Ce n’est que si les rendements des obligations de référence sont maîtrisés que les taux d’intérêt des entreprises peuvent être maîtrisés. Les grandes entreprises sont riches en liquidités et n’ont peut-être pas besoin d’emprunter trop, mais il y a des milliers de petites entreprises qui luttent pour joindre les deux bouts ; pour eux, même une hausse de 10 points de base des taux d’intérêt pourrait faire mal. Heureusement, l’inflation se situe bien dans la limite supérieure de 6 %, bien que les fortes hausses des prix des carburants automobiles localement et les prix élevés des matières premières à l’échelle mondiale soient préoccupants.

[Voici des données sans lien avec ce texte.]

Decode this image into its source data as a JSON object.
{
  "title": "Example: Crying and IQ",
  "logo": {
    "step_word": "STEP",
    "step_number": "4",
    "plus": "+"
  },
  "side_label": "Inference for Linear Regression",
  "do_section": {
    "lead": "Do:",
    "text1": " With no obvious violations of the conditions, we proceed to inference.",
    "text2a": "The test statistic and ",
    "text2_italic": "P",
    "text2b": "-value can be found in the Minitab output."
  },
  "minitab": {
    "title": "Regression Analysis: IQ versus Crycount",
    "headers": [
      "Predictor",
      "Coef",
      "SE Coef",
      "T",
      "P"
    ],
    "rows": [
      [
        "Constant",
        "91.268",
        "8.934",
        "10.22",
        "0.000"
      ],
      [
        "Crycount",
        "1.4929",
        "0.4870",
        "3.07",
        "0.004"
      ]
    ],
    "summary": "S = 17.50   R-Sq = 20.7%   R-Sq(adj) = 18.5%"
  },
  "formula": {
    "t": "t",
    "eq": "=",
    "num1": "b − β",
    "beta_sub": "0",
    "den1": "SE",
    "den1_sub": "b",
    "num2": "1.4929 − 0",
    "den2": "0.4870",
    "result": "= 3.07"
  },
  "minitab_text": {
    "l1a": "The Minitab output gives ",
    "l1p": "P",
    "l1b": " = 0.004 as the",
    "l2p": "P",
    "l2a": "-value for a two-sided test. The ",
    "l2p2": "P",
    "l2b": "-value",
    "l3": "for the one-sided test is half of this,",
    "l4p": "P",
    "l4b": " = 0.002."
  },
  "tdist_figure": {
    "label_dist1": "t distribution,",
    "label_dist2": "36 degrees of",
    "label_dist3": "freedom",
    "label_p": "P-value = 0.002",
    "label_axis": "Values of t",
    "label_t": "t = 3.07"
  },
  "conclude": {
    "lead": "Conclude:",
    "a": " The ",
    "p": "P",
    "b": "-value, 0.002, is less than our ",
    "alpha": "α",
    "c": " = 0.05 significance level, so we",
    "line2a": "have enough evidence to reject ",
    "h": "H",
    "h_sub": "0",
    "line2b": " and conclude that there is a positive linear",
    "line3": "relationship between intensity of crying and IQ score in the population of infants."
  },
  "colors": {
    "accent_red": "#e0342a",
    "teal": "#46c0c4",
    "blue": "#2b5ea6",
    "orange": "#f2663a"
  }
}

La RBI n’a pas trop de confort, mais elle utilise divers outils, y compris le nouveau GSAP, pour s’assurer que la liquidité reste adéquate. En effet, le gouvernement ne devrait pas trop s’inquiéter de s’écarter de l’objectif de déficit budgétaire pour l’EX22 et continuer à dépenser pour relancer l’économie. À moins que la croissance ne reprenne rapidement, il deviendra de plus en plus difficile de relancer l’élan. RBI va dans la bonne direction ; maintenant, le gouvernement doit se mettre en route. Sans une grande relance budgétaire, la croissance ne peut pas revenir.